Sen. Sarah Love presented SB 686, a product‑phase approach that would phase out intentionally added PFAS in selected consumer products and establish a fund for remediation, monitoring, and community assistance.
Public‑health testimony came from Natalie Exum, a Johns Hopkins professor, who summarized the evidence linking some PFAS to cancers, thyroid disease and reproductive harms and urged states to reduce population exposure. "If I were to test everyone's blood in this room...97 of us would actually have this in our blood right now," Exum said, citing widespread exposure from consumer products.
Environmental and waterkeeper groups described detection of PFAS across Maryland waterways and called for a two‑pronged approach: upstream product phase‑outs and downstream treatment and monitoring. Assistant Secretary Zachary Schafer of MDE said the department supports the bill's mission and suggested technical amendments — notably to the product‑disclosure/registration provisions — to reduce implementation burdens.
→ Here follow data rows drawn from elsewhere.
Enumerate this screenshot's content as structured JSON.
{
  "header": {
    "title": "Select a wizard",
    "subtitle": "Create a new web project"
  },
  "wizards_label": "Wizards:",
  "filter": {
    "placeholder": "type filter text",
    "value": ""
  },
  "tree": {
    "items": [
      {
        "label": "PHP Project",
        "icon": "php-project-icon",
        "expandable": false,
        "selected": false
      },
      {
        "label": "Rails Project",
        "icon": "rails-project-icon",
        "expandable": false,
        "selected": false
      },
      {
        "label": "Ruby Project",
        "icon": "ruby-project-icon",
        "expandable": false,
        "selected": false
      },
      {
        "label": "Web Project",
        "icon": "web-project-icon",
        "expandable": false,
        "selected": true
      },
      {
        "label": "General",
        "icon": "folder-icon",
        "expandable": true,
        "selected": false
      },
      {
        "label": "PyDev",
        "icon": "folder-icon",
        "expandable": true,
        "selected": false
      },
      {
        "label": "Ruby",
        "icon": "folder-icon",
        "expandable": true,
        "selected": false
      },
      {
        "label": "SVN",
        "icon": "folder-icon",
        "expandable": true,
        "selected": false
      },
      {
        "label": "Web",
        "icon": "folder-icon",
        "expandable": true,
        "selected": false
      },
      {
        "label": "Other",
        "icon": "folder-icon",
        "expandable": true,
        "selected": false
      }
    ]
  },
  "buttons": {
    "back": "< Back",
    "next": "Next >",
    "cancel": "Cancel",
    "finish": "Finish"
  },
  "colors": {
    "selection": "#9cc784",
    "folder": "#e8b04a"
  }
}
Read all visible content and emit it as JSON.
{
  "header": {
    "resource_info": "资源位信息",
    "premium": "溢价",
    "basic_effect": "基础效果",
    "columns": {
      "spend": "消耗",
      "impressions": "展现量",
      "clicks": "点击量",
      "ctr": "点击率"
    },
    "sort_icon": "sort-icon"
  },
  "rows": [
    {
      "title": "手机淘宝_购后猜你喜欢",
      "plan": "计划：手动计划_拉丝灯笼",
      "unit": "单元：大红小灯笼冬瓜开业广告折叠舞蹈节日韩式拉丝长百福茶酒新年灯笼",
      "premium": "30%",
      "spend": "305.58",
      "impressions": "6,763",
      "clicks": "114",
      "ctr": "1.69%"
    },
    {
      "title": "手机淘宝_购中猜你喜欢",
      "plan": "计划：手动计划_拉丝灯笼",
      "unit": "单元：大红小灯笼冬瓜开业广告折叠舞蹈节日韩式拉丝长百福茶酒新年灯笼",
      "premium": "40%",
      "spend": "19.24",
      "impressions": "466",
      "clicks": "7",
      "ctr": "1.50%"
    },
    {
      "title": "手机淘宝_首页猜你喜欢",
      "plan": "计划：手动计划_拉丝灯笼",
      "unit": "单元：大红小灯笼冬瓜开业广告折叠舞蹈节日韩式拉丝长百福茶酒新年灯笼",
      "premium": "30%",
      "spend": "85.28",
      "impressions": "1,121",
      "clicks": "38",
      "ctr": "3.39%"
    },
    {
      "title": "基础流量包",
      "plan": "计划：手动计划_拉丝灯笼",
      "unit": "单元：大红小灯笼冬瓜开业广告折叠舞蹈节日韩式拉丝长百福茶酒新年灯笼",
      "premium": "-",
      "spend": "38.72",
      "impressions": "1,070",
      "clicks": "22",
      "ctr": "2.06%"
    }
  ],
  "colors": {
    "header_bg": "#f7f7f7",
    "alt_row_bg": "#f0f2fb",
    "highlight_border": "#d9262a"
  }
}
Industry witnesses including cookware manufacturers, chemical and equipment makers, and consumer brands warned against treating all PFAS as identical. The Cookware Sustainability Alliance and several firms urged exemptions for fluoropolymers (PTFE), arguing those chemistries are functionally different, durable and not bioavailable; other trade groups requested narrower product definitions and more time to comply.
The committee did not vote. Sponsors signaled they will propose amendments to narrow the reporting obligation and refine textile and cookware definitions while maintaining a focus on phasing out intentionally added PFAS.